We should not be surprised by this story. We have seen it before. It has occurred during other periods of market excess. The bezzle is the period when an embezzler has his gain, and the victim has no loss. Charlie Munger would refer to this financial illusion as the febezzle or functional equivalent of the bezzle when psychic wealth is created even without illegality by mistake or self-delusions. This was the period before the FTX failure. 

We have moved from Galbraith's bezzle to bankruptcy. As Buffet would say, the tide has moved out, and we will find out who is wearing swim trunks. There was Ponzi, the Match King, Madoff, and assorted other characters during bubble who made wild promises only to generate a house of cards. Sam Bankman-Fried may be added to this list, a persona based on a flim-flam mixed with hubris, poor management, and hucksterism.

We will now have an investigation.

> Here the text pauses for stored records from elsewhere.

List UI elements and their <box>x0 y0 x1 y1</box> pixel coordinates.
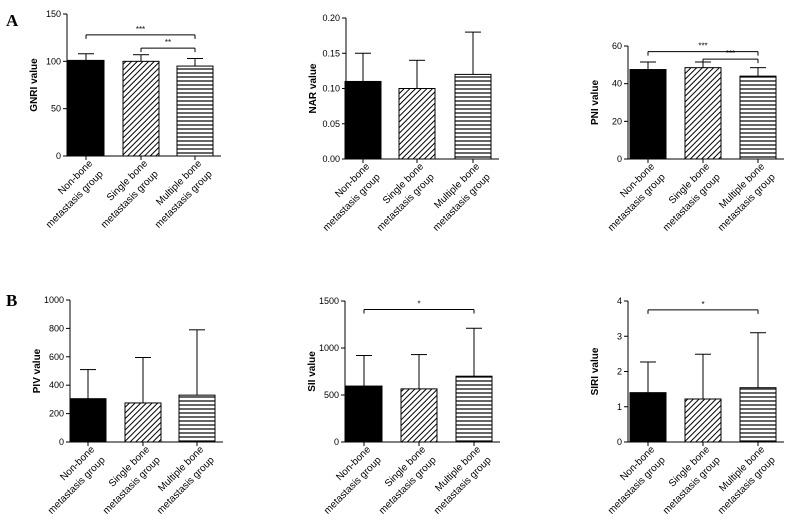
category-label: Multiple bonemetastasis group <box>421 444 494 517</box>
y-tick-label: 0 <box>617 154 622 164</box>
bar-1 <box>67 59 105 157</box>
y-axis-label: PNI value <box>590 80 601 125</box>
category-label: Non-bonemetastasis group <box>310 161 383 234</box>
chart-3: 0 20 40 60 PNI value Non-bonemetastasis group… <box>590 41 784 234</box>
bar-3 <box>739 75 777 160</box>
y-axis-label: PIV value <box>32 348 43 393</box>
significance-label: *** <box>698 42 707 51</box>
bar-2 <box>684 67 722 160</box>
y-tick-label: 0 <box>59 437 64 447</box>
bar-2 <box>124 402 162 443</box>
category-label: Single bonemetastasis group <box>650 161 723 234</box>
category-label: Single bonemetastasis group <box>650 444 723 517</box>
y-tick-label: 1 <box>617 402 622 412</box>
bar-2 <box>122 60 160 157</box>
bar-3 <box>178 394 216 443</box>
y-tick-label: 1000 <box>44 295 64 305</box>
y-tick-label: 0.20 <box>322 13 340 23</box>
category-label: Non-bonemetastasis group <box>311 444 384 517</box>
y-tick-label: 0.15 <box>322 48 340 58</box>
y-tick-label: 40 <box>612 79 622 89</box>
category-label: Multiple bonemetastasis group <box>420 161 493 234</box>
y-tick-label: 100 <box>46 56 61 66</box>
chart-4: 0 200 400 600 800 1000 PIV value Non-bonemetast… <box>32 295 223 517</box>
chart-2: 0.00 0.05 0.10 0.15 0.20 NAR value Non-bonemet… <box>308 13 499 234</box>
y-tick-label: 60 <box>612 41 622 51</box>
y-tick-label: 20 <box>612 116 622 126</box>
y-tick-label: 0.10 <box>322 84 340 94</box>
chart-6: 0 1 2 3 4 SIRI value Non-bonemetastasis group S… <box>590 296 784 517</box>
category-label: Multiple bonemetastasis group <box>705 161 778 234</box>
bar-1 <box>69 398 107 443</box>
bar-1 <box>345 385 383 443</box>
y-tick-label: 0 <box>56 151 61 161</box>
y-tick-label: 0 <box>617 437 622 447</box>
bar-3 <box>454 73 492 160</box>
significance-label: * <box>701 300 704 309</box>
chart-1: 0 50 100 150 GNRI value Non-bonemetastasis gr… <box>29 9 221 231</box>
y-tick-label: 4 <box>617 296 622 306</box>
category-label: Single bonemetastasis group <box>88 158 161 231</box>
y-tick-label: 2 <box>617 367 622 377</box>
category-label: Non-bonemetastasis group <box>595 444 668 517</box>
y-tick-label: 200 <box>49 409 64 419</box>
significance-label: *** <box>726 49 735 58</box>
y-tick-label: 50 <box>51 104 61 114</box>
bar-1 <box>629 69 667 160</box>
category-label: Non-bonemetastasis group <box>595 161 668 234</box>
significance-label: *** <box>136 25 145 34</box>
y-axis-label: NAR value <box>308 63 319 113</box>
category-label: Single bonemetastasis group <box>90 444 163 517</box>
y-tick-label: 0 <box>334 437 339 447</box>
bar-3 <box>455 375 493 443</box>
y-tick-label: 1000 <box>319 343 339 353</box>
y-tick-label: 3 <box>617 331 622 341</box>
significance-label: * <box>417 299 420 308</box>
significance-label: ** <box>165 38 171 47</box>
y-tick-label: 150 <box>46 9 61 19</box>
bar-3 <box>739 387 777 443</box>
bar-3 <box>176 65 214 157</box>
category-label: Non-bonemetastasis group <box>35 444 108 517</box>
category-label: Single bonemetastasis group <box>364 161 437 234</box>
category-label: Multiple bonemetastasis group <box>144 444 217 517</box>
y-tick-label: 0.00 <box>322 154 340 164</box>
y-tick-label: 400 <box>49 380 64 390</box>
category-label: Single bonemetastasis group <box>366 444 439 517</box>
bar-2 <box>400 388 438 443</box>
panel-label-b: B <box>6 291 17 310</box>
y-axis-label: SIRI value <box>590 347 601 395</box>
y-tick-label: 1500 <box>319 296 339 306</box>
bar-1 <box>344 80 382 160</box>
bar-2 <box>398 88 436 160</box>
category-label: Multiple bonemetastasis group <box>705 444 778 517</box>
panel-label-a: A <box>6 11 19 30</box>
y-tick-label: 600 <box>49 352 64 362</box>
chart-5: 0 500 1000 1500 SII value Non-bonemetastasis … <box>307 296 500 517</box>
y-tick-label: 800 <box>49 323 64 333</box>
bar-2 <box>684 398 722 443</box>
category-label: Non-bonemetastasis group <box>33 158 106 231</box>
bar-1 <box>629 392 667 443</box>
y-axis-label: GNRI value <box>29 58 40 112</box>
y-tick-label: 500 <box>324 390 339 400</box>
y-tick-label: 0.05 <box>322 119 340 129</box>
y-axis-label: SII value <box>307 351 318 392</box>
category-label: Multiple bonemetastasis group <box>142 158 215 231</box>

There will be more regulation which is late to solving the problem. Participants of the exchange who had funds at FTX will take losses as general creditors, investors in the company will write-down investments, and we will ask how this happened and tell tales of greed and excess which will serve as a warning for future investors. It will happen again. 

Once again - greed, FOMO, and ignorance play a key role with investors parting with their money. The big tale of crypto taking over finance is over. The only story will be about a bubble and its aftermath.